Giving an overview of his career in human rights and activism, Ernest described himself as a “child of post-colonialism” and a member of a new generation of Kyrgyz activists who oriented themselves away from Moscow and towards constructing a new Kyrgyz society, which would no longer be on the periphery of the USSR but “its own centre”. Ernest demonstrated evident, contagious excitement about developments in Central Asian civil society after the collapse of the Soviet Union as he repeatedly emphasised the vibrancy of civil society activism in the region. Ernest highlighted the international community as a key source of support for civil society activists in Central Asia, asserting that Kyrgyzstan is “flooded with international aid”. Ernest noted the “overwhelming” presence of international donors in Kyrgyzstan and characterised Kyrgyzstan as an attractive prospect for international NGOs, who can implement their “so-called fast projects” in the small country and then “resell” them for bigger countries. In contrast to this, Ernest brought up the downgrading of Kyrgyzstan by Freedom House and classified it as “quite obvious” given the current instability in Kyrgyzstan under Japarov. Congruent with this authoritarian turn under Japarov, Ernest asserted that the Kyrgyz government is currently endeavouring to cut resources being provided to Kyrgyz activists by the international community.
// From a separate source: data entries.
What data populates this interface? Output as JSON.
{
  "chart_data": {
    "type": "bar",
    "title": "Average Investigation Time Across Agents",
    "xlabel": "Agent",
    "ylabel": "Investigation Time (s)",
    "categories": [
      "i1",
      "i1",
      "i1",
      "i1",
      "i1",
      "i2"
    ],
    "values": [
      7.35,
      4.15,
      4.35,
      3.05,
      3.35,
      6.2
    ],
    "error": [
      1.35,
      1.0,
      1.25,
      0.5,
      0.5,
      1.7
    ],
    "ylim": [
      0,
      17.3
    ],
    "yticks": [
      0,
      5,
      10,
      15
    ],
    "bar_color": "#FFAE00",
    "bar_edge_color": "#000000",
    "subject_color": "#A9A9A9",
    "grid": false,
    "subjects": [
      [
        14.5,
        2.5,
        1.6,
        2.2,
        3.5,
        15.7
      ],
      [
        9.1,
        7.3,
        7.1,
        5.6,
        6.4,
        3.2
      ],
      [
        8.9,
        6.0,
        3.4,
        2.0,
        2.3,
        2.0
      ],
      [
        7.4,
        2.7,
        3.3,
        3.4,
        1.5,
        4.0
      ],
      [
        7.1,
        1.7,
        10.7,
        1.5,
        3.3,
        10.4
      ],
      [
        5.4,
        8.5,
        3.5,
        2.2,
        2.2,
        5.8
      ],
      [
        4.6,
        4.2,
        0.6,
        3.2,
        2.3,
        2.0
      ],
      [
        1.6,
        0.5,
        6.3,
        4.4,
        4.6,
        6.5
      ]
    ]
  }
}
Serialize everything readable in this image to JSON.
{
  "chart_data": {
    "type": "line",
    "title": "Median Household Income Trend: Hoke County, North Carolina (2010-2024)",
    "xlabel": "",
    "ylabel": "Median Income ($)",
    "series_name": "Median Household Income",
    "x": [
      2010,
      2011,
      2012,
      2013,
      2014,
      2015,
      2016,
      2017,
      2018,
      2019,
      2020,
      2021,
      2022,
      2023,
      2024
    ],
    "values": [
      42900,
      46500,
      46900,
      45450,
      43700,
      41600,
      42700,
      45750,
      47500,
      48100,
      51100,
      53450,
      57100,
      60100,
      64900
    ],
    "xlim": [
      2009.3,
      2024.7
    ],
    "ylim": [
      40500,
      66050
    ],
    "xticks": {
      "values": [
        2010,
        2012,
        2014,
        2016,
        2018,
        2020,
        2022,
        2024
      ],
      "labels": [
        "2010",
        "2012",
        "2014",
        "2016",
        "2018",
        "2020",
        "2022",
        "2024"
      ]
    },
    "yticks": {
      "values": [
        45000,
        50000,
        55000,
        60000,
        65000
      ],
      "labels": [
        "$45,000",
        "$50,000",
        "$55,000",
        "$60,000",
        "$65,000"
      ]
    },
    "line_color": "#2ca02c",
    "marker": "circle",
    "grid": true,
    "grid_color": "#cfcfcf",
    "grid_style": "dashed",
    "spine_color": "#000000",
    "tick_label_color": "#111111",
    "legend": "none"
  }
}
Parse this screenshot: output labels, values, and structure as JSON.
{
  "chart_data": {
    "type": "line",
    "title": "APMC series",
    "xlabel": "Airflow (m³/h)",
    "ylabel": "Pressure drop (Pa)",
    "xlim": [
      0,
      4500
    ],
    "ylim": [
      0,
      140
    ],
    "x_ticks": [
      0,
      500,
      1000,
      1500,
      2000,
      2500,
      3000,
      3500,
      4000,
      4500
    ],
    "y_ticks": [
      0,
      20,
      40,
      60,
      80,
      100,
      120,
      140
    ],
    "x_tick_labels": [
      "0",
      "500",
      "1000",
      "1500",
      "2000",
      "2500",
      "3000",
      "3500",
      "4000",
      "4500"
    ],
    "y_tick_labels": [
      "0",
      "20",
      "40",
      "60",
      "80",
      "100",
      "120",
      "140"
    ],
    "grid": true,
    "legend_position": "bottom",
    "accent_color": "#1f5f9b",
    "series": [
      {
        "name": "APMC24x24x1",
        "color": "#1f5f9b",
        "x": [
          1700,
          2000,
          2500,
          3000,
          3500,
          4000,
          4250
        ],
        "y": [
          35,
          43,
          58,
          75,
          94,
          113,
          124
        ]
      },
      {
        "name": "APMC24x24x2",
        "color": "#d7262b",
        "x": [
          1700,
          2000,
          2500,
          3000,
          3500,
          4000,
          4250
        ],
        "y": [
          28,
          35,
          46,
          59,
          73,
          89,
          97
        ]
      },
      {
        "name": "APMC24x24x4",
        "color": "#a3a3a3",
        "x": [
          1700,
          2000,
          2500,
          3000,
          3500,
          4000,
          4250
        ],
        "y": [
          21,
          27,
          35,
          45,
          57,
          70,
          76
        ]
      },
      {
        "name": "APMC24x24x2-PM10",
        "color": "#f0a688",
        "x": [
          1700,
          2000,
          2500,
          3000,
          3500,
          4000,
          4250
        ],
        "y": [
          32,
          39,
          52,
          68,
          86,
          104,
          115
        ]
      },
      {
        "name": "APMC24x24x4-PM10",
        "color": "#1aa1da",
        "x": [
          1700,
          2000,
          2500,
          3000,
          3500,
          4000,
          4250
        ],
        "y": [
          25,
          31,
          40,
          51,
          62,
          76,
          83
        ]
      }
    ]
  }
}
However, in his eyes, social mobilisation in Kyrgyzstan will ensure the continuing promotion and defence of human rights. It is Ernest’s view that it is now an inevitability that no authoritarian regime or violence response from either the proxy government or criminal groups will prove fatal to Kyrgyz civil society. It is also inevitable that the government must co-operate with civil society, not only in its long-held capacity as a conflict resolution mechanism (such as during the June 2010 violence in Osh) but also as a way of preventing future conflict. The current Russian administration may hold anxieties about the development of national identities in the former Soviet Union, but Ernest argues that Kyrgyzstan is firmly on the path to building a civil society based not on “postcolonial identities” but on “something new…something civilian”. Ernest believes that significant changes and increased dynamism in civil society have been “infectious” in the past and will continue to be in future.